Mesane tümörünün lazer ablasyonu: Patoloji örneklemesi olmaması nedeniyle standart kullanımda yeri yoktur. Ancak kan sulandırıcının kesilmediği, çok belirgin obturator refleksi olan hastalarda tercih edilebildiği belirtilmektedir.
Mesane içi ilaç uygulamaları: Mesane tümörlerinin tekrarlamasını engellemek ve ileri evrelere geçişini engellemek için birtakım ajanlar idrar kesesine uygulanmaktadır. İdeal tedavi molekülünün tedavide etkin, toksik olmayan, tek doz uygulanabilen, düşük maliyetli, kolay temin edilebilir olması arzu edilir. Ancak tüm bu kriterleri sağlayabilen bir molekül mevcut değildir.

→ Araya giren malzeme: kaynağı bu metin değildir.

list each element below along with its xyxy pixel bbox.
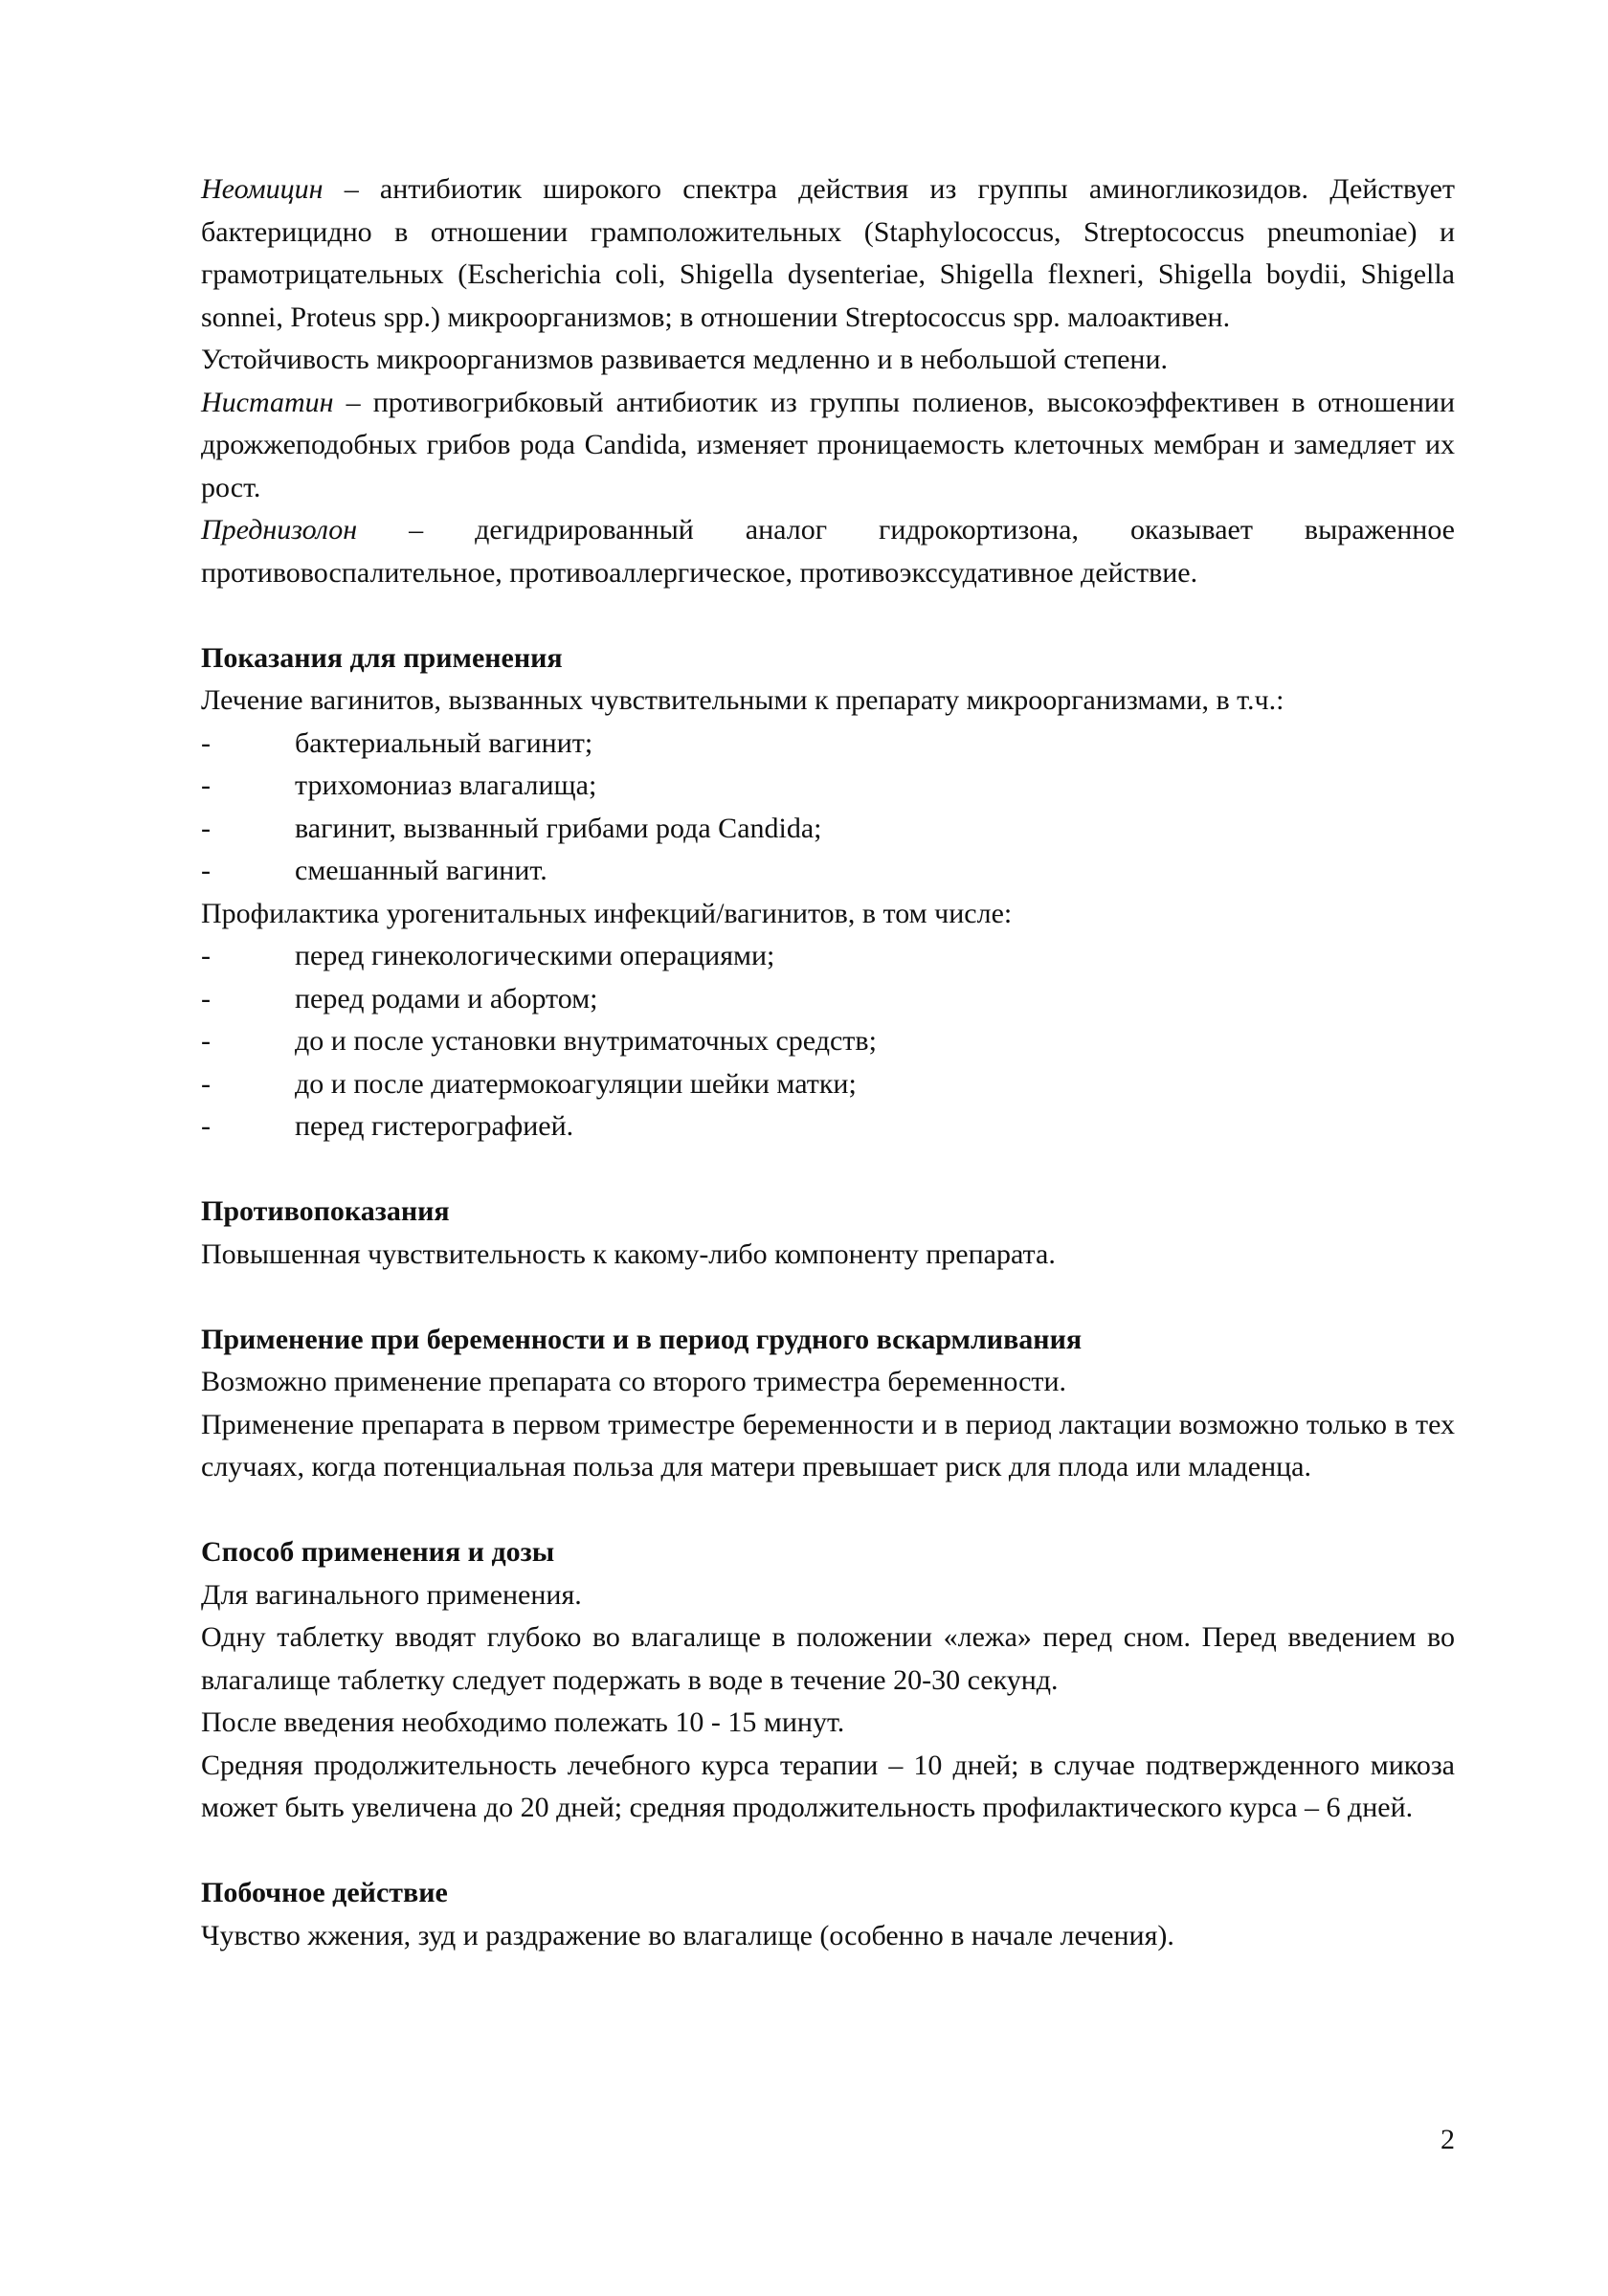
dosage-paragraph: После введения необходимо полежать 10 - 15 минут. — [201, 1706, 845, 1738]
nystatin-text: – противогрибковый антибиотик из группы полиенов, высокоэффективен в отношении дрожжеподобных грибов рода Candida, изменяет проницаемость клеточных мембран и замедляет их рост. — [201, 386, 1455, 503]
pregnancy-heading: Применение при беременности и в период грудного вскармливания — [201, 1323, 1083, 1355]
prednisolone-text: – дегидрированный аналог гидрокортизона, оказывает выраженное противовоспалительное, противоаллергическое, противоэкссудативное действие. — [201, 514, 1455, 589]
list-item — [201, 1020, 1455, 1063]
list-dash: - — [201, 982, 211, 1014]
section-gap — [201, 1148, 1455, 1192]
list-dash: - — [201, 812, 211, 844]
list-item-text: вагинит, вызванный грибами рода Candida; — [295, 812, 822, 844]
list-item-text: перед родами и абортом; — [295, 982, 598, 1014]
list-dash: - — [201, 1025, 211, 1057]
section-gap — [201, 1830, 1455, 1873]
treatment-list — [201, 723, 1455, 893]
prednisolone-term: Преднизолон — [201, 514, 358, 546]
side-effects-heading: Побочное действие — [201, 1877, 448, 1908]
prophylaxis-intro: Профилактика урогенитальных инфекций/вагинитов, в том числе: — [201, 897, 1013, 929]
neomycin-term: Неомицин — [201, 173, 324, 205]
list-dash: - — [201, 855, 211, 886]
prednisolone-paragraph — [201, 509, 1455, 594]
side-effects-text: Чувство жжения, зуд и раздражение во влагалище (особенно в начале лечения). — [201, 1919, 1174, 1951]
document-page — [201, 168, 1455, 1957]
dosage-paragraph: Для вагинального применения. — [201, 1578, 582, 1611]
list-item-text: перед гистерографией. — [295, 1110, 574, 1142]
resistance-text: Устойчивость микроорганизмов развивается медленно и в небольшой степени. — [201, 344, 1169, 375]
pregnancy-paragraph: Применение препарата в первом триместре беременности и в период лактации возможно только в тех случаях, когда потенциальная польза для матери превышает риск для плода или младенца. — [201, 1408, 1455, 1482]
dosage-heading: Способ применения и дозы — [201, 1536, 555, 1568]
indications-intro: Лечение вагинитов, вызванных чувствительными к препарату микроорганизмами, в т.ч.: — [201, 684, 1284, 716]
section-gap — [201, 1276, 1455, 1319]
list-item — [201, 723, 1455, 766]
list-item-text: перед гинекологическими операциями; — [295, 940, 775, 971]
list-item-text: смешанный вагинит. — [295, 855, 547, 886]
section-gap — [201, 594, 1455, 637]
list-dash: - — [201, 1110, 211, 1142]
neomycin-paragraph — [201, 168, 1455, 339]
prophylaxis-list — [201, 935, 1455, 1148]
list-dash: - — [201, 1067, 211, 1100]
list-item — [201, 1063, 1455, 1106]
list-item — [201, 765, 1455, 808]
list-item-text: до и после установки внутриматочных средств; — [295, 1025, 877, 1057]
list-item-text: бактериальный вагинит; — [295, 726, 593, 759]
list-item-text: до и после диатермокоагуляции шейки матки; — [295, 1067, 857, 1100]
contraindications-heading: Противопоказания — [201, 1195, 450, 1227]
list-dash: - — [201, 726, 211, 759]
nystatin-term: Нистатин — [201, 386, 334, 418]
dosage-paragraph: Средняя продолжительность лечебного курса терапии – 10 дней; в случае подтвержденного микоза может быть увеличена до 20 дней; средняя продолжительность профилактического курса – 6 дней. — [201, 1749, 1455, 1823]
page-number: 2 — [1440, 2124, 1455, 2155]
list-dash: - — [201, 940, 211, 971]
list-dash: - — [201, 769, 211, 801]
section-gap — [201, 1489, 1455, 1532]
list-item-text: трихомониаз влагалища; — [295, 769, 597, 801]
list-item — [201, 978, 1455, 1021]
list-item — [201, 1105, 1455, 1148]
pregnancy-paragraph: Возможно применение препарата со второго триместра беременности. — [201, 1366, 1067, 1397]
contraindications-text: Повышенная чувствительность к какому-либо компоненту препарата. — [201, 1237, 1056, 1270]
dosage-paragraph: Одну таблетку вводят глубоко во влагалище в положении «лежа» перед сном. Перед введением во влагалище таблетку следует подержать в воде в течение 20-30 секунд. — [201, 1621, 1455, 1696]
list-item — [201, 808, 1455, 851]
nystatin-paragraph — [201, 382, 1455, 510]
neomycin-text: – антибиотик широкого спектра действия из группы аминогликозидов. Действует бактерицидно в отношении грамположительных (Staphylococcus, Streptococcus pneumoniae) и грамотрицательных (Escherichia coli, Shigella dysenteriae, Shigella flexneri, Shigella boydii, Shigella sonnei, Proteus spp.) микроорганизмов; в отношении Streptococcus spp. малоактивен. — [201, 173, 1455, 333]
list-item — [201, 935, 1455, 978]
list-item — [201, 850, 1455, 893]
resistance-paragraph — [201, 339, 1455, 382]
indications-heading: Показания для применения — [201, 641, 563, 674]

Yinede mesane içerisine kemoterapi ve immünoterapi (BCG) uygulamaları ile yüzeyel mesane tümörlerinde hastalığın tekrarı ve/veya ilerlemesi noktasında başarılı sonuçlar elde edilebilmektedir.

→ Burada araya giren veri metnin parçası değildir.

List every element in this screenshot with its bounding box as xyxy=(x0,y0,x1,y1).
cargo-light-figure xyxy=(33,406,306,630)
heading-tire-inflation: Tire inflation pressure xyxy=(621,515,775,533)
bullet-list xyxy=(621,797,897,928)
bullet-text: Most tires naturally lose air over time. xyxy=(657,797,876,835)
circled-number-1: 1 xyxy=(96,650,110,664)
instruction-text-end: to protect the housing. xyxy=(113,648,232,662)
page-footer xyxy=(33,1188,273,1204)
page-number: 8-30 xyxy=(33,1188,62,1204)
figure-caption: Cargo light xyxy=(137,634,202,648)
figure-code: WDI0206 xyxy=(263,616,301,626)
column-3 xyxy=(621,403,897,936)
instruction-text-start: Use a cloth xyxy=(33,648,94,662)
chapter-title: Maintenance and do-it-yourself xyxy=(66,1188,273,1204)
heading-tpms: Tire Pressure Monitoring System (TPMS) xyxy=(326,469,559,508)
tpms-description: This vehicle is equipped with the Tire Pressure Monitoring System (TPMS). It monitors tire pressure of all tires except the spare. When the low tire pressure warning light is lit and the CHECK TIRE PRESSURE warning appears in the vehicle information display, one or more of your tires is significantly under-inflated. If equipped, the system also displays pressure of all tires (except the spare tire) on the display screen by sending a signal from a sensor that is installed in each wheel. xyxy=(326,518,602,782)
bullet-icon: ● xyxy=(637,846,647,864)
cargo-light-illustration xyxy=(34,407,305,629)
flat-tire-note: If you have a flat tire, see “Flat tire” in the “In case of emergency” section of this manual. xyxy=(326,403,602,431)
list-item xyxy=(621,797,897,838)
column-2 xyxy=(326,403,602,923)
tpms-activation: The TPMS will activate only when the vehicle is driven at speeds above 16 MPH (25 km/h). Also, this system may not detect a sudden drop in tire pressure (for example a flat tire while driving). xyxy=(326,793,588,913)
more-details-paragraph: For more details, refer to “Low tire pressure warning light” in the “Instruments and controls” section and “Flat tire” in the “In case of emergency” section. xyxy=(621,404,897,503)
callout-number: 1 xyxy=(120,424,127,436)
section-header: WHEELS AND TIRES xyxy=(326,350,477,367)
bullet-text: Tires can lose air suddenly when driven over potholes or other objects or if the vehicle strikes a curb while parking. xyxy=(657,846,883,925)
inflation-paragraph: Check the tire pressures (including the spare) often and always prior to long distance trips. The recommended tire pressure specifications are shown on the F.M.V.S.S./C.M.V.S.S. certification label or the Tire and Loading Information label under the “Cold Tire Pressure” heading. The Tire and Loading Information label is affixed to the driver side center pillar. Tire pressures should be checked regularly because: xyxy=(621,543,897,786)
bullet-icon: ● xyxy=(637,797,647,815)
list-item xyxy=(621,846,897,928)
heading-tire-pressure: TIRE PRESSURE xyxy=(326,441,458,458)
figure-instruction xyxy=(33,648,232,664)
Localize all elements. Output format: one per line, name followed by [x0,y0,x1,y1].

BCG Tedavisi: Mikobakteryum Bovis (Tüberküloz basili) bakterisinin zayıflatışılmış türlerinin mesane içerisine verilerek vücut tarafından bir dokulara karşı bir cevap alınması esasına dayanılarak geliştirilen bir tedavi yöntemidir. Kemoterapi ilaçlarına üstün olarak tümör tekrarlarını(rekürrens) azaltmanın yanında ilerlemesini(progresyon) de durdurabilmektedir. Özellikle yüksek dereceli T1 hastalık, CIS varlığı durumunda olası T2 evreye geçişi önleyebilmek için tercih edilmektedir.Yalnızda TUR-M operasyonu uygulanan ve ardından BCG tedavisi verilen hastalarda CIS varlığını azaltmada %60, rezidü hastalığı ortadan kaldırmada %45-60 etkinliği olduğu gösterilmiştir. Yine kemoterapi uygulamasında olduğu gibi tedavi dozu süresi kişiselleştirilmelidir. Olumsuz etkisi ise yan etki profilinin kemoterapi grubuna oranla çok daha yüksek olmasıdır. Hastaların %90’ı irritarif işeme semptomlarıyla karşılaşmakta, nadirende (%0.4 oranında) BCG sepsisi gelişebilmektedir.